2010/2/4

講読 第5課  

第5課 アル・アンダルス

 イスラム教徒の征服はほとんど抵抗を受けなかった。716年にはすでに、イベリア半島のほとんどの部分が南から来た侵入者に従っていた。これらの人々は彼らの新しい領土をアル・アンダルスと呼び、コルドバに彼らの政権の本拠地を設立した。もっと後になって、ここにウマイヤ朝の一人の王子が亡命し、バグダッドのアッバース朝カリフ政権に対して独立アミール政権を創設する。

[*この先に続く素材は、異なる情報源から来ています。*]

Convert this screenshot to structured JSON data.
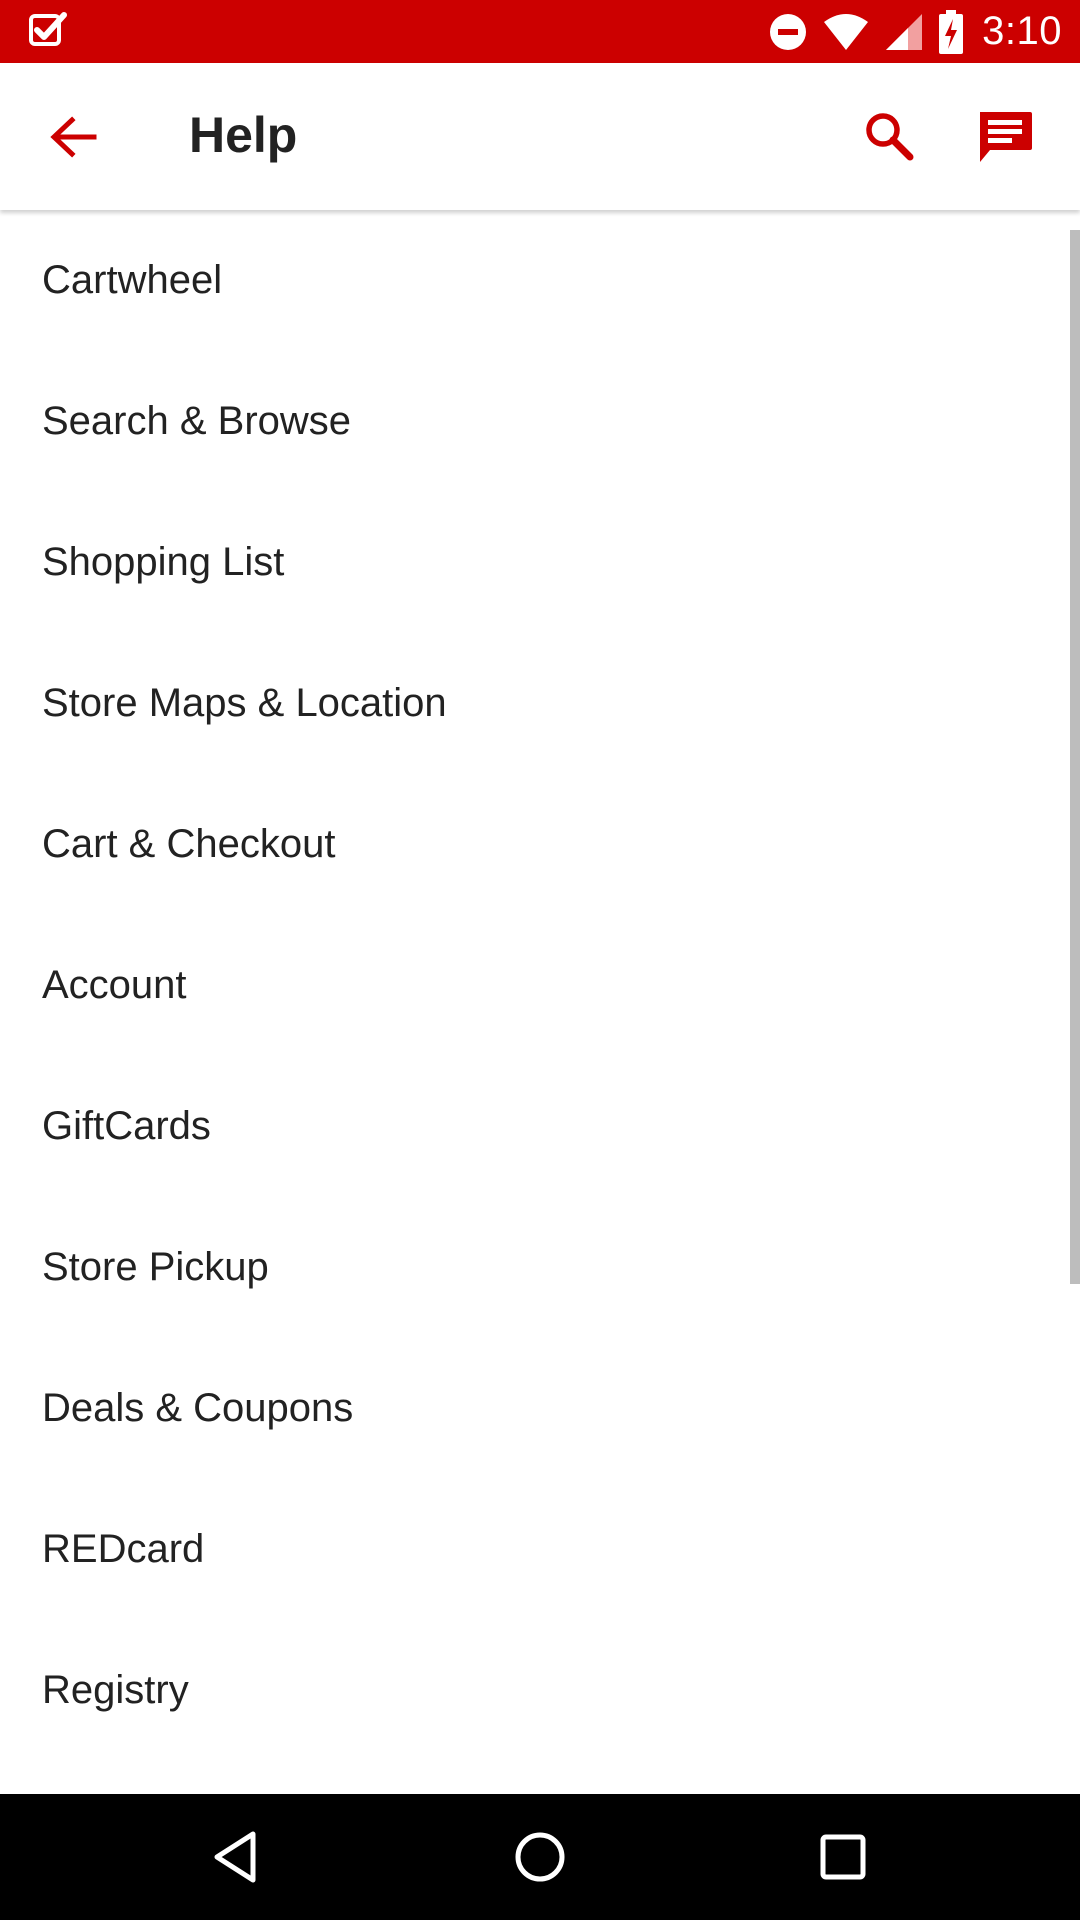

 征服者たちの定着と支配は、彼ら自身の寛容な態度、ヒスパノ西ゴート貴族たちの日和見主義、教会の無気力、一般大衆の無関心によって容易になった。勝者と敗者はともに住み、婚姻によって融合した。後者が二つのグループに分かれるのに時間はかからなかった。ムラディ、イスラムへの改宗者と、モサラベ、キリスト教徒として残った人々である。勝者たちの立派さ、特別税を免れたいという願望、そして社会的な出世への熱意が、改宗を促進した。10世紀、アル・アンダルスのイスラム化は既成事実となった。

 パックス・イスラミカ(イスラムの平和)のもとで、あるアンダルスは過ぎ去った時代の繁栄への回帰を経験する。イスラム貴族政治の確立と製造業の発達のおかげで都市は再び栄えた。商業は息を吹き返し、新しい栽培植物とオリエントで発達した農耕技術の導入によって、農業は緑の革命を経験する。しかし、アル・アンダルスが世界的な名声を勝ち取ることになるのは、文化の分野であった。旧世界の先行する諸文明のはじめての集大成であるイスラム文明は、アル・アンダルスの諸都市、とくにコルドバにおいて、肥沃な土壌に出会った。その宮廷は、各地の芸術家や学者たちを歓待した。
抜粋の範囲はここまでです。